While on the outside Tintswalo Atlantic has the same footprint, with a few bathrooms slightly larger and some suites raised higher off the ground, the new interiors are quite different in look and feel.
“The theme is still ‘islands’,” says Gaye, “but the colours are completely different to before and all the furniture had to be remade, so there’s a very different feel now compared to the old Tintswalo Atlantic.” Well over 100 different imported fabrics have been used in the soft furnishings, their colours – turquoise, sea greens and blues – those of the ever-present ocean beyond the deck.
The style remains classic and comfortable, with each of the 12 suites completely individual. “I wanted to create something inspirational, like a home from home, just better,” says Gaye. “We are so fortunate to be surrounded by the most wonderful and naturally beautiful environment, so it’s important to us that our guests are intrigued, entertained and captivated by our eclectic interiors.”
Special elements, such as the shell décor detail in every bathroom, have also been recreated. Gaye invested her time and dedication into personally creating the shell decoration that was unique to each bathroom previously and she resumed the task again this second time around.

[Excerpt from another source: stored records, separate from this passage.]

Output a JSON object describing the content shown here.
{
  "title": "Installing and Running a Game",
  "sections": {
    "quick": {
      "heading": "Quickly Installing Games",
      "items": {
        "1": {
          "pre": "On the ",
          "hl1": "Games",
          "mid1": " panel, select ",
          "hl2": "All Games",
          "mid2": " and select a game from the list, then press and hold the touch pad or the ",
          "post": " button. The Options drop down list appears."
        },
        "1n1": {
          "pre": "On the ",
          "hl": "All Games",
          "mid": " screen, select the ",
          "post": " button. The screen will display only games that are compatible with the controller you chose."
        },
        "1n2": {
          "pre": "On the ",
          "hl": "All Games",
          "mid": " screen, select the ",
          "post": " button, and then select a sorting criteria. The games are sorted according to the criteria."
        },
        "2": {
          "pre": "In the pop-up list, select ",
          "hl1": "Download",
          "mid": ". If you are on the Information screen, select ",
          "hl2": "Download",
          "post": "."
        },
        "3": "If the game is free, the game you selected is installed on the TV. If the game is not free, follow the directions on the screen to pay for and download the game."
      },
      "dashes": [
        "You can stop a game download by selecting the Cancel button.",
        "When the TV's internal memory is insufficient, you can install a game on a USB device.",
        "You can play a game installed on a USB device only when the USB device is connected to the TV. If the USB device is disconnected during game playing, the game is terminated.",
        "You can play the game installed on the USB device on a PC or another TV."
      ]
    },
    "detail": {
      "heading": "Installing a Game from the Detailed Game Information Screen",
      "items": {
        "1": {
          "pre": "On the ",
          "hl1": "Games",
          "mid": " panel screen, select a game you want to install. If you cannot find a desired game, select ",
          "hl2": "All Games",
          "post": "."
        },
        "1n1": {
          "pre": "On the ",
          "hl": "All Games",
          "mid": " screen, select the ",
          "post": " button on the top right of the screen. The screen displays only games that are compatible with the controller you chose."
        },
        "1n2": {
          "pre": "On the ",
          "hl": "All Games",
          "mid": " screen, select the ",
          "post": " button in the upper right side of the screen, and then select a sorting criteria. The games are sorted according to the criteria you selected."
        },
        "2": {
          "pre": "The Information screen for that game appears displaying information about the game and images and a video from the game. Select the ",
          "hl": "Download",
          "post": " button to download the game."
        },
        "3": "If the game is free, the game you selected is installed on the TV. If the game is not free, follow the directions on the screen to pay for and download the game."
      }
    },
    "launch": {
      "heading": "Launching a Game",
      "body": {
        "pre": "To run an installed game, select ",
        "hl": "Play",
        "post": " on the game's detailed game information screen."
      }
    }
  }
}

While the lodge was being rebuilt, all the staff remained employed and did charity work at the NSRI, old age homes and orphanages in the Hout Bay area – initiating and running several projects in a bid to give back to the community that so generously supported Tintswalo Atlantic through the difficult days after the fire. Staff training was also done during this time and, when the lodge structure was up, staff prepared gardens and planted trees. Six big milkwoods were planted around the lodge, and Just Trees donated 750 small indigenous trees to assist in regreening the mountain.

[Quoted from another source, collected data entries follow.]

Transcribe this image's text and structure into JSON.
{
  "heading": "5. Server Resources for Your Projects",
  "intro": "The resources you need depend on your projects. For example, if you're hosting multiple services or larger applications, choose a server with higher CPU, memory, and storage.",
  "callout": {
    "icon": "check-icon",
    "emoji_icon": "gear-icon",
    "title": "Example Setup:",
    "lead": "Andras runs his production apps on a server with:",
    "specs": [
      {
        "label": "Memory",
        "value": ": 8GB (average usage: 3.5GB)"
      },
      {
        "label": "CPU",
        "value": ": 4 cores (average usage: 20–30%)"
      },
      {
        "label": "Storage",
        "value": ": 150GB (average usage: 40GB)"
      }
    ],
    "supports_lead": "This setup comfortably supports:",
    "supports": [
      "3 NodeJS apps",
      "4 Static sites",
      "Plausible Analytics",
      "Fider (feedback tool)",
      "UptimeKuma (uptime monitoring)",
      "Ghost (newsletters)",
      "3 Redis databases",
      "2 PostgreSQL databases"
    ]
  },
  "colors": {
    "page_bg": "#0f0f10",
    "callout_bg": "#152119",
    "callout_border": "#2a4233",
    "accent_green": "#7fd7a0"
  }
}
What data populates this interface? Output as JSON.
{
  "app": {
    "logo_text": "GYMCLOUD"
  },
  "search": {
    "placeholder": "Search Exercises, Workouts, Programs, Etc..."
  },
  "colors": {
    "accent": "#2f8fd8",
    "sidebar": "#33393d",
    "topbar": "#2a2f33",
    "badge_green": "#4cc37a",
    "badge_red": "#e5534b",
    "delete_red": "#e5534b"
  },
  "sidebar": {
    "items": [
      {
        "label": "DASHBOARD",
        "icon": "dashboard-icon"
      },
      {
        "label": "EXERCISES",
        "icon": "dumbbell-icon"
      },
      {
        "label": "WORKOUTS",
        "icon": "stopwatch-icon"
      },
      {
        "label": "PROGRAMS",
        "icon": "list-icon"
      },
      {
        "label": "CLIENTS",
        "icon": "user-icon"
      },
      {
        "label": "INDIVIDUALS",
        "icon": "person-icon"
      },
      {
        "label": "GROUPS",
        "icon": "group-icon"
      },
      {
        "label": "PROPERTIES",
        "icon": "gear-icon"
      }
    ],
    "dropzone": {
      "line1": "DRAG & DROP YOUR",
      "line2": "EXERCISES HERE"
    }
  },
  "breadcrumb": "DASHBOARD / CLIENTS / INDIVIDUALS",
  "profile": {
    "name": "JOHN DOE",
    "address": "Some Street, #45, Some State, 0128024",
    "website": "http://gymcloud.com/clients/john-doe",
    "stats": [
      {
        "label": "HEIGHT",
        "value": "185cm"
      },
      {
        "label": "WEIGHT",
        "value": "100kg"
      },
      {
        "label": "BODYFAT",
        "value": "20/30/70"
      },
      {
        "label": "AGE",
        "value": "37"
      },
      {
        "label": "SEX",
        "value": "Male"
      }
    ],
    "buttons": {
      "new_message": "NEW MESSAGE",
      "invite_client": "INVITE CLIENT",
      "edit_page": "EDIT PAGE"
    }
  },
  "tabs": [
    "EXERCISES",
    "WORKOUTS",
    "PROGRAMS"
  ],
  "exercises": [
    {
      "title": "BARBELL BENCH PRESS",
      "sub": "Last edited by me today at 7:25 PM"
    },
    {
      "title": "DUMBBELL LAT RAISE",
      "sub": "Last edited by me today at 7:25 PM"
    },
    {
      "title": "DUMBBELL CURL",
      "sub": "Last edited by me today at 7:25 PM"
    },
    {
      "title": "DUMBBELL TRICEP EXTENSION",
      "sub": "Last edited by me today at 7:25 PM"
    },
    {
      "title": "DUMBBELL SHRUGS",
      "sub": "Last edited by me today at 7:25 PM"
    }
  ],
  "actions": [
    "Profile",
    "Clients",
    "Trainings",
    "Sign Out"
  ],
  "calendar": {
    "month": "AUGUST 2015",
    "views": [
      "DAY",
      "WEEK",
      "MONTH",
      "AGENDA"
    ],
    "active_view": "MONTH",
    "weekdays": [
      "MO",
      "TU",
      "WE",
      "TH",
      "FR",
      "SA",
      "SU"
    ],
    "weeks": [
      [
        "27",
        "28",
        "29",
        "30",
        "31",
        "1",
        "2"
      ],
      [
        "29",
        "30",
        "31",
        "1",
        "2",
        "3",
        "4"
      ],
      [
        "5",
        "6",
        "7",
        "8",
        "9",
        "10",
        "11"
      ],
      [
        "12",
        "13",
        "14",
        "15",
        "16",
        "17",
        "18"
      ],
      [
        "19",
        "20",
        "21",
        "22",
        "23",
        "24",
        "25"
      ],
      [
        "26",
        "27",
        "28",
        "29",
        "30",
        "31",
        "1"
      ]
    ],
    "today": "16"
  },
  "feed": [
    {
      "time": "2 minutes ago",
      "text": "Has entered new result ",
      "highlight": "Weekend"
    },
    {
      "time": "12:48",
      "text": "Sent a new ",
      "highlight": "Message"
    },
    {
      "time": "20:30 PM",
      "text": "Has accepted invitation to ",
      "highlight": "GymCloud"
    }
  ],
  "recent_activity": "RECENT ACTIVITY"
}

Former guests were invited to join the team in planting trees and General Managers Ryno and Melissa du Rand said the response was incredible. “Capetonians jumped at the offer,” says Ryno, “and some couples who were married at Tintswalo Atlantic even expressed that they would like to have their (future) children christened at the site of their tree. Other guests wrote personal wishes on a traditional Tintswalo wishing stone and buried these at the roots of their trees.”

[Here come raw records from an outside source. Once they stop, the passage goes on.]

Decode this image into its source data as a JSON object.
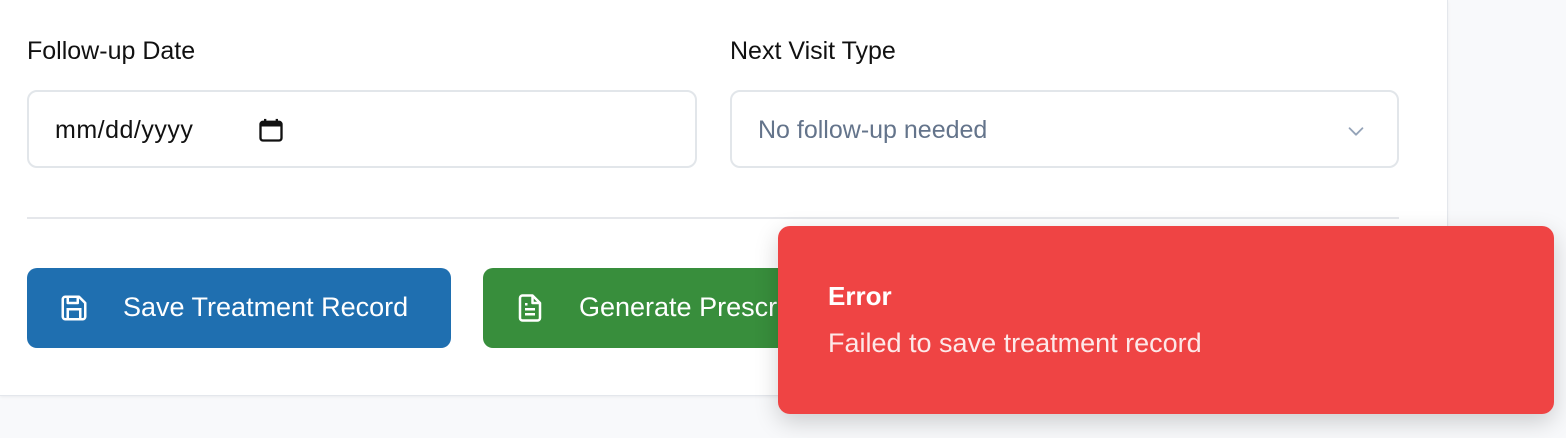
{
  "followup_date": {
    "label": "Follow-up Date",
    "value": "mm/dd/yyyy",
    "icon": "calendar-icon"
  },
  "next_visit_type": {
    "label": "Next Visit Type",
    "selected": "No follow-up needed",
    "icon": "chevron-down-icon"
  },
  "actions": {
    "save_label": "Save Treatment Record",
    "save_icon": "save-icon",
    "save_color": "#1f6fb0",
    "generate_label": "Generate Prescription",
    "generate_icon": "document-icon",
    "generate_color": "#388e3c"
  },
  "toast": {
    "title": "Error",
    "message": "Failed to save treatment record",
    "color": "#ef4444"
  }
}
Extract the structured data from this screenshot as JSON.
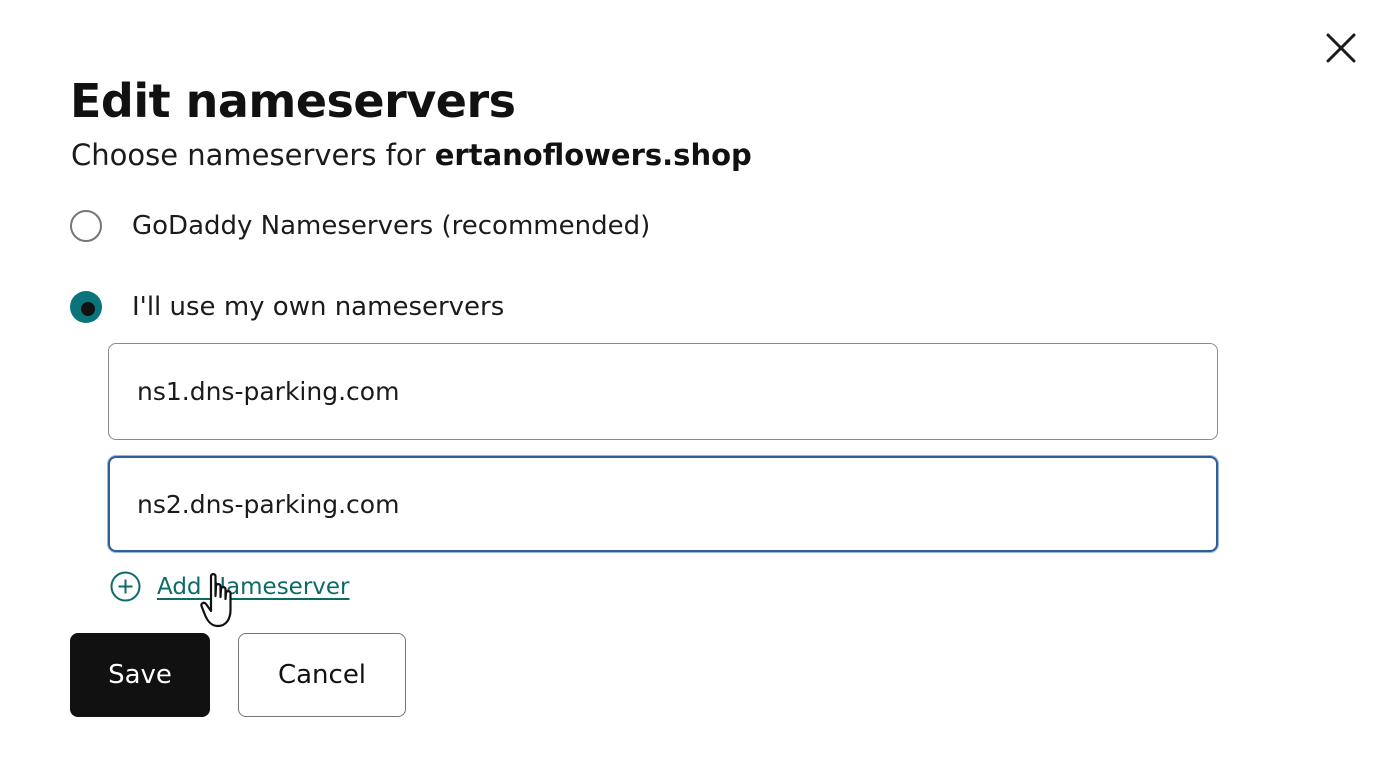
{
  "dialog": {
    "title": "Edit nameservers",
    "subtitle_prefix": "Choose nameservers for ",
    "domain": "ertanoflowers.shop",
    "close_icon": "close-icon"
  },
  "options": {
    "godaddy_label": "GoDaddy Nameservers (recommended)",
    "godaddy_selected": false,
    "own_label": "I'll use my own nameservers",
    "own_selected": true
  },
  "nameservers": {
    "ns1": "ns1.dns-parking.com",
    "ns2": "ns2.dns-parking.com"
  },
  "add_nameserver": {
    "label": "Add Nameserver",
    "icon": "plus-circle-icon"
  },
  "actions": {
    "save_label": "Save",
    "cancel_label": "Cancel"
  },
  "colors": {
    "accent": "#09757a",
    "link": "#0b6b68",
    "focus_border": "#2e5f9a",
    "primary_button": "#111111"
  },
  "cursor": "pointer-hand-icon"
}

In a gesture of appreciation to the City of Cape Town emergency services, NSRI, fire department, volunteers and the Hout Bay community, Tintswalo Atlantic will host an annual charity event to mark the day of the fire on 2 March. “We will celebrate these brave people and thank them annually by giving them the opportunity to experience the hospitality of the new Tintswalo Atlantic,” says Gaye. “They take risks on a daily basis and we want them to know how much we appreciate them.” Gaye also lauds the staff and says all 30 plus of them have shown great mettle. “I believe we have the best staff ever, from our management couple Ryno and Melissa to our executive chef Jeantelle van Staden – who I believe to be one of the best and most creative chefs in the country – and everyone else between. They have all worked tirelessly to help open Tintswalo Atlantic within just eight months – and a full month ahead of schedule.”
Now discerning travellers from around the world who want to experience a place with a serious wow factor can again visit Tintswalo Atlantic. Here you are so close to the sea, “any closer you’d need a boat,” laughs Gaye. It’s a place for nature and ocean lovers, honeymooners and lovers of all ages who come to renew their vows or make them for the first time. Or if you simply want to rejuvenate body and soul, recline on a private deck with the ocean as natural theatre, then this too is your place in the sun. For at the end of the day, when the sun sinks into the Atlantic Ocean before you, and decadent sundowner canapés are served in a gentle sea breeze, you’ll believe that nirvana does exist and it may just be right here.